Suzanne Flynt, the curator at Deerfield, told Mr. Richardson that it was stolen in 1949 along with two other scrimshawed horns.
Mr. Richardson opted to return the horn, saying it was the "ethical and moral thing to do." He gave it to the museum in March.
As a curator himself, he said, he knows that items often turn up missing when an institution does an inventory and how difficult they are to track down.
In addition to his former position as chief curator at the Carnegie Museum, where he was in charge of the vast anthropology collections, he has a wealth of experience on the collection committees of the Heinz History Center, Peabody Museum at Yale University and the Martha's Vineyard Museum.
"I know the value of these sorts of things and how important they are to a collection," said Mr. Richardson, who splits his time between Martha's Vineyard and Pittsburgh. "They're sort of like orphans."
Ms. Flynt was away last week and unavailable for comment, but the museum is obviously grateful to have its horn back.
When the horn was stolen, the museum had been closed for several years because of World War II, and it had no curator or serious security system. No one knows who walked off with the horn or how it ended up in a dump, but it had been in the museum since 1880 and has special value.

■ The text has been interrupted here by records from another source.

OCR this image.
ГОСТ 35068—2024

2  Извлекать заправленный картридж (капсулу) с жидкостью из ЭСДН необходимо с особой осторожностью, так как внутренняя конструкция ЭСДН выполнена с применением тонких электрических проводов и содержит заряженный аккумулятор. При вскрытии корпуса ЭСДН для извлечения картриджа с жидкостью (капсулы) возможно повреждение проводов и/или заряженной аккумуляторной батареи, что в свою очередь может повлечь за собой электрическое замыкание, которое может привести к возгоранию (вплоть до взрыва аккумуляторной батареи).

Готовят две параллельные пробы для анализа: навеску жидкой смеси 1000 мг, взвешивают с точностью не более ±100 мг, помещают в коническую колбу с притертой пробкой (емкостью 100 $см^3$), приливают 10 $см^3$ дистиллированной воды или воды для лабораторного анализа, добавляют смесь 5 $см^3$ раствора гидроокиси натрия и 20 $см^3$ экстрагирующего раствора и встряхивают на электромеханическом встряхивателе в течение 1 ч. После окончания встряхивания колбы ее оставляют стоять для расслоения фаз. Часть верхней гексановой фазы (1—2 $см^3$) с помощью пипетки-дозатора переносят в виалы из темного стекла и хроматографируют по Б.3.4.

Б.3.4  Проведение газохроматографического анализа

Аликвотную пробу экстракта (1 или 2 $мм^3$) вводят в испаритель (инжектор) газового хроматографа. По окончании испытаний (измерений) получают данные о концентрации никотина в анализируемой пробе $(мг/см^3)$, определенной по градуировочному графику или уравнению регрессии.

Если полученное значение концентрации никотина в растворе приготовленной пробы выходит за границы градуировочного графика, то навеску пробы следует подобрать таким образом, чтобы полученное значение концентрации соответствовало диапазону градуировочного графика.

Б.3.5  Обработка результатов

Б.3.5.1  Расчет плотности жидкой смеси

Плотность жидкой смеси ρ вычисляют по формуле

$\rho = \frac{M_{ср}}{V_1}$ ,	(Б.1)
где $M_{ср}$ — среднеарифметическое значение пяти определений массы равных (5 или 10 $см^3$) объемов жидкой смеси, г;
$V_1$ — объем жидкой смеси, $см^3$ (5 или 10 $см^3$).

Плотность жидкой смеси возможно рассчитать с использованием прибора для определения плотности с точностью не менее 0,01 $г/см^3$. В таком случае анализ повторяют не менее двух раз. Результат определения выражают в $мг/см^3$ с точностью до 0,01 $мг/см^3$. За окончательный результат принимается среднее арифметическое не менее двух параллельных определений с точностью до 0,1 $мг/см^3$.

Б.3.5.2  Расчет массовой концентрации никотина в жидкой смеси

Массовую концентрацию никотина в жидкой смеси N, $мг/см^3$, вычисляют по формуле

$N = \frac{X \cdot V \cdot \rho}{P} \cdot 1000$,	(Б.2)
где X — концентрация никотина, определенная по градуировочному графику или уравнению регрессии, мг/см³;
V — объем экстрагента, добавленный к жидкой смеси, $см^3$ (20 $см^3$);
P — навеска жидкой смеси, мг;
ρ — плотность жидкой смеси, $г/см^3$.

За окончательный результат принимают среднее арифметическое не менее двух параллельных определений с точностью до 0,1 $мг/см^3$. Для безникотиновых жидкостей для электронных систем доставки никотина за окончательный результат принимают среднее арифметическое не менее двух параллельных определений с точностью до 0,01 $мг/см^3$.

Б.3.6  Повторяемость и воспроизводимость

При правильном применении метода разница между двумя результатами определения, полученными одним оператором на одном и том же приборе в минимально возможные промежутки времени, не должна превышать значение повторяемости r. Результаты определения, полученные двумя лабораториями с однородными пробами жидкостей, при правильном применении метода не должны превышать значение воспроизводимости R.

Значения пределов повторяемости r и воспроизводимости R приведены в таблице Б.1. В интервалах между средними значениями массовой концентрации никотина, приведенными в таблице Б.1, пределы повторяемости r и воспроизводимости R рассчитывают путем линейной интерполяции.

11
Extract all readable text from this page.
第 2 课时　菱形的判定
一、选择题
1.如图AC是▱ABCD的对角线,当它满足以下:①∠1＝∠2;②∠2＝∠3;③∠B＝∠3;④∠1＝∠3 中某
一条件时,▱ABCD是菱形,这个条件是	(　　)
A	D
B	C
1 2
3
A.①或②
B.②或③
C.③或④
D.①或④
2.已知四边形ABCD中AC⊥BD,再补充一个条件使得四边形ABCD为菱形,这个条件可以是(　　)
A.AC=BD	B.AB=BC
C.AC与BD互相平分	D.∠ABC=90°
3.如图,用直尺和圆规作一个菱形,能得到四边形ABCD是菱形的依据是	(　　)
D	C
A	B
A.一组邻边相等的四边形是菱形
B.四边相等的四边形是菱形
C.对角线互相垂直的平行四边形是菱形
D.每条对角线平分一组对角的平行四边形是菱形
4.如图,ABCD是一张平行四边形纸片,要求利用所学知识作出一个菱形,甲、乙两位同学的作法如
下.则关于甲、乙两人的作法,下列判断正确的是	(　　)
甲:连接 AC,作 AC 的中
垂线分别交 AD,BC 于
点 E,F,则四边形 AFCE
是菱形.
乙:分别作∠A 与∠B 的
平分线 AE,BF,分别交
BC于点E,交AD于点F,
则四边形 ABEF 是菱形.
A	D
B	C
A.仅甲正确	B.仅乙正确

The museum has a dozen other powder horns, but none of them as expertly engraved as the Smead horn.
It was made at the British fort of Crown Point, where Jonathan Smead, a Deerfield resident, had been serving with a militia building the fort in 1760.
Smead was a landowner, an elected town official and father of 12 children, Ms. Flynt told a local newspaper last week.
"The artistry on the horn is magnificent," Ms. Flynt said. "It must have been done by an artist-soldier who had a lot of experience doing this sort of thing and was serving in the militia with John Smead. This person clearly knew how to engrave."
The horn is part of an exhibit that also includes Smead's carved bone-head cane.
This time, the horn is in a sealed case with a security alarm.